Canada’s brand is strong throughout the EU, she stresses. “We have customers who come in to see our products from Europe and they say, ‘We only buy made‑in‑Canada goods,’ says Keelan. Europeans are not looking for cheap, they’re looking for value.”

The challenges of selling in this market include Europe’s many languages and cultures, as well as the range of customs and unique demand for products country to country, Keelan says. The company has on‑the‑ground presence there—the daughter whom she first made puppets for is now living in Switzerland, as head of its product development division—and it is hiring a European customer support representative.

Creative Education is also about to launch a store on Amazon Germany, and it intends to next establish one on Amazon France.
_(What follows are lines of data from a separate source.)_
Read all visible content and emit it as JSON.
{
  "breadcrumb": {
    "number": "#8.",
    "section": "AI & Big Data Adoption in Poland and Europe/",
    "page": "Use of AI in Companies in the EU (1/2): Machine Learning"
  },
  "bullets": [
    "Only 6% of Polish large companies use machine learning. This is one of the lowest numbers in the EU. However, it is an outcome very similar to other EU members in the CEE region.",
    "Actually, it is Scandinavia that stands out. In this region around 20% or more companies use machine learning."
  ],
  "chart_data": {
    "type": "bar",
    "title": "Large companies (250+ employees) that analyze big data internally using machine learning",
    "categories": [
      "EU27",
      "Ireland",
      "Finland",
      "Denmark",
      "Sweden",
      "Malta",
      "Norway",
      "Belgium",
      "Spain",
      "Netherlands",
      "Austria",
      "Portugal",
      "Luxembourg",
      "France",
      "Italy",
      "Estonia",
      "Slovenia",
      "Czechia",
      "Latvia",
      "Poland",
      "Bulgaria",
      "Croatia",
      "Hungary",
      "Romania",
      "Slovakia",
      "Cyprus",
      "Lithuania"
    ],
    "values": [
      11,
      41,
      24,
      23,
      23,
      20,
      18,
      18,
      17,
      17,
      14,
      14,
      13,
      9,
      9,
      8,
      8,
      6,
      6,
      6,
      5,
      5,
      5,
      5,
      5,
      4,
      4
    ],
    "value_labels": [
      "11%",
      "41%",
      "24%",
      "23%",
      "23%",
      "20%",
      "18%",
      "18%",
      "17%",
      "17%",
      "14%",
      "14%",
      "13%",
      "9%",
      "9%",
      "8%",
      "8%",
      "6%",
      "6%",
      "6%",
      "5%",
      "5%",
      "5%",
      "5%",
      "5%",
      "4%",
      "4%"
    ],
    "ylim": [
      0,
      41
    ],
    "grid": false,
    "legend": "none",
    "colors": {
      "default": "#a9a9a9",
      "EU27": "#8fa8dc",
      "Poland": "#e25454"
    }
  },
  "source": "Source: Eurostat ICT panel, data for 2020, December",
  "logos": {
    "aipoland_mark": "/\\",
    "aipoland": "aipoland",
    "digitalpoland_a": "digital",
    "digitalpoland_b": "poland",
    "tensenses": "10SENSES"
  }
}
Future plans to take advantage of CETA include moving further into Eastern Europe, and it also plans to market in Russia.

Keelan’s advice to other companies selling goods and services in Europe is to “not be afraid to reach out and ask for help. The Government of Canada is a great resource; it’s been very good to Creative Education over the years,” she says. “And if you don’t get it right the first time, look around at what everyone else is doing and try again.”